Il s’est engagé à poursuivre le programme économique introduit l’année dernière et visant à lutter contre l’inflation.

Le vote a été considéré comme un baromètre de la popularité du président, alors qu’il cherchait à reprendre le contrôle de zones urbaines clés qu’il avait perdues face à l’opposition lors des élections d’il y a cinq ans. Les victoires du CHP à Ankara et Istanbul en 2019 ont brisé l’aura d’invincibilité de M. Erdogan.

Le principal champ de bataille du président turc de 70 ans était Istanbul, une ville de 16 millions d’habitants où il est né et a grandi et où il a débuté sa carrière politique en tant que maire en 1994.

Ce résultat a donné un nouvel élan à l’opposition, divisée et démoralisée après une défaite face à M. Erdogan et à son parti au pouvoir, le Parti de la justice et du développement (AKP), à orientation islamique, lors des élections présidentielles et parlementaires de l’année dernière.

«Les électeurs ont décidé d’établir un nouvel ordre politique en Turquie, a déclaré le leader du CHP, Ozgur Ozel, devant une foule de partisans en liesse. Aujourd’hui, les électeurs ont décidé de changer la situation en Turquie, qui dure depuis 22 ans, et d’ouvrir la porte à un nouveau climat politique dans notre pays.»

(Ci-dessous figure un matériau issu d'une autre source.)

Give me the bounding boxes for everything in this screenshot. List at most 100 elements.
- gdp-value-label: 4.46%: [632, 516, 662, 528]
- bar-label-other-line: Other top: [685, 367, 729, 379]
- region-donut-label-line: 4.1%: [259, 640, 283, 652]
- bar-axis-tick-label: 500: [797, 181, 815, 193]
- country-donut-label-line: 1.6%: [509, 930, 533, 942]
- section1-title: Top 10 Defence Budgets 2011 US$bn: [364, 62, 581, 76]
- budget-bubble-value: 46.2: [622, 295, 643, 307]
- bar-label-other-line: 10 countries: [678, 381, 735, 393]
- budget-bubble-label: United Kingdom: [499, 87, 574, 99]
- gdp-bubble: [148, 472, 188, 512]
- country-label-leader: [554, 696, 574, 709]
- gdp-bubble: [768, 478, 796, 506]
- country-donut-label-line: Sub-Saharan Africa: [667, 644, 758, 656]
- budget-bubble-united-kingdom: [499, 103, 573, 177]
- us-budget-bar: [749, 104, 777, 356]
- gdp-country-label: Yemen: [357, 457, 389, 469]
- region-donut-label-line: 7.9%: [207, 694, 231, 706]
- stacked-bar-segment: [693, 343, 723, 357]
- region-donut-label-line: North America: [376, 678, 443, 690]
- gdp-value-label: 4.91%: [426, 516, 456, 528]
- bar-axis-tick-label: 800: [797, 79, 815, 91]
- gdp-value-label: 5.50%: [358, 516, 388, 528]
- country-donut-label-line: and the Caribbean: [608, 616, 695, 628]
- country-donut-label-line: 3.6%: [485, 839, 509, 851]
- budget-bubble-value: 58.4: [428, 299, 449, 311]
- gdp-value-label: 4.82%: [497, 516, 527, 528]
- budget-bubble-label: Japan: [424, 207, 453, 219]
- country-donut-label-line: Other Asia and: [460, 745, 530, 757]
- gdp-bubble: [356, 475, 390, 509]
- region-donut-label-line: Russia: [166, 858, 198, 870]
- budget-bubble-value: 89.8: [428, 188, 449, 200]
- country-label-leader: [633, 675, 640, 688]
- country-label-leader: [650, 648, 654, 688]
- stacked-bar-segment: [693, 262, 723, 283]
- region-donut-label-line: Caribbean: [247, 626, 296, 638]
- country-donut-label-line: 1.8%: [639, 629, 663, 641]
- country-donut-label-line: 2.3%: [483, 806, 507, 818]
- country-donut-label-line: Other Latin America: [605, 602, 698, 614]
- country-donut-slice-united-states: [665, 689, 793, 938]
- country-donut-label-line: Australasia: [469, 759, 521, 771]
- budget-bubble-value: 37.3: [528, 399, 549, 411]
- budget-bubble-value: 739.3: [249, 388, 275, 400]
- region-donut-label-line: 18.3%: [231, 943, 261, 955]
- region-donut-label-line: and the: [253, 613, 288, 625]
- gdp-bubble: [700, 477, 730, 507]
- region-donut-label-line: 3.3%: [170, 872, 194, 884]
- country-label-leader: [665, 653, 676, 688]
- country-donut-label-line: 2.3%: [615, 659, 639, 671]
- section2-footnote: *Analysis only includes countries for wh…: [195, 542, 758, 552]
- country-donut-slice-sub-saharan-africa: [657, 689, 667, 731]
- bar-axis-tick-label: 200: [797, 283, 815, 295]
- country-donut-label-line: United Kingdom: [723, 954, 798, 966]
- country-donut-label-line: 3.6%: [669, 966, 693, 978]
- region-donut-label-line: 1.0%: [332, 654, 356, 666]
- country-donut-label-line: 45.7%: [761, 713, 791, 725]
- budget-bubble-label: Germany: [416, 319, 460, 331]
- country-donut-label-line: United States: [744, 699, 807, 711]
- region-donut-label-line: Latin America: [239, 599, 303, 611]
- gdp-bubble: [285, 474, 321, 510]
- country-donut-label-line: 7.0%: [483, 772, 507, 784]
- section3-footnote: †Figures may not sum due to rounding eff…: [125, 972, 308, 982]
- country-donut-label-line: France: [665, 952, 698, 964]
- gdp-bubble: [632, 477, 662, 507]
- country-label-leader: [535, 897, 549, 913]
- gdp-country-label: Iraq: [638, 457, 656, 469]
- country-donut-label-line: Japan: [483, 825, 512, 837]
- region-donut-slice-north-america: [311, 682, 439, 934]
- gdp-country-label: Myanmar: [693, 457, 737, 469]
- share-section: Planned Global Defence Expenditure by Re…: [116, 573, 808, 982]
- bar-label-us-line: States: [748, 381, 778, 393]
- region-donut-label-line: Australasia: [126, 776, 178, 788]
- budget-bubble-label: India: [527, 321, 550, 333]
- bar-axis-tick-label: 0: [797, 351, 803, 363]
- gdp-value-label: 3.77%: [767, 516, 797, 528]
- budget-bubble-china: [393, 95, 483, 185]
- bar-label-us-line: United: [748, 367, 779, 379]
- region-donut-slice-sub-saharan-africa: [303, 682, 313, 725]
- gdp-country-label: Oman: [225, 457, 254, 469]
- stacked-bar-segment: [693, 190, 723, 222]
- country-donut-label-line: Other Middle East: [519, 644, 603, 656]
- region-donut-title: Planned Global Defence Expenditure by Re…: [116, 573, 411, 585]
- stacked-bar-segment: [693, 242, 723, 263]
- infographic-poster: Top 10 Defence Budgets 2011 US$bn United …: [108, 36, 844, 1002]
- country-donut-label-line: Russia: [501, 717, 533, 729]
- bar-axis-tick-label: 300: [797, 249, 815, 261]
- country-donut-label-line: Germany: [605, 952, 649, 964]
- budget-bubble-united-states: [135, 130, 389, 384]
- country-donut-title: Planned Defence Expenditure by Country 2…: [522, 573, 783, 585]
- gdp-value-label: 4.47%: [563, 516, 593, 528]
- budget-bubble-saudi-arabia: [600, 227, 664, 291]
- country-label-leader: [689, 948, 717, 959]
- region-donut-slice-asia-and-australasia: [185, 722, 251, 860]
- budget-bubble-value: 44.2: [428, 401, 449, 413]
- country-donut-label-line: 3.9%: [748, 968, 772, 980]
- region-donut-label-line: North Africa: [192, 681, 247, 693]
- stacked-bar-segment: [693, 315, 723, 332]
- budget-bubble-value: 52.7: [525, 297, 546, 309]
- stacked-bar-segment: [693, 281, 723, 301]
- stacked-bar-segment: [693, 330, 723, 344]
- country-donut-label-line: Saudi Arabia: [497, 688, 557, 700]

Sinan Ulgen, qui est directeur du groupe de réflexion Edam, basé à Istanbul, mentionne que «ce résultat surprenant» était dû au fait que les électeurs voulaient punir le parti au pouvoir pour «la profondeur d’un malaise économique». 

En raison de la montée en flèche de l’inflation, de nombreux ménages turcs ont du mal à s’offrir les produits de base.

Quelque 61 millions de personnes, dont plus d’un million de nouveaux électeurs, étaient éligibles pour voter pour toutes les municipalités métropolitaines, les maires de villes et de districts ainsi que les administrations de quartier.

Le taux de participation était d’environ 76%, selon l’agence publique Anadolu, contre 87% l’année dernière.

Quelque 594 000 agents de sécurité étaient en service dans tout le pays pour assurer le bon déroulement du vote. Néanmoins, une personne a été tuée et 11 autres blessées dans la ville de Diyarbakir, où un conflit sur l’élection d’un administrateur de quartier a dégénéré, a rapporté l’agence publique Anadolu. 

Au moins six personnes ont également été blessées lors des combats qui ont éclaté dans la province voisine de Sanliurfa.

Les analystes estiment qu’une solide performance du parti de M. Erdogan aurait renforcé sa détermination à inaugurer une nouvelle constitution — une constitution qui refléterait ses valeurs conservatrices et lui permettrait de gouverner au-delà de 2028, date à laquelle son mandat actuel prendra fin.

M. Erdogan, qui a présidé la Turquie pendant plus de deux décennies — en tant que premier ministre depuis 2003 et président depuis 2014 — plaide en faveur d’une nouvelle constitution qui mettrait les valeurs familiales au premier plan.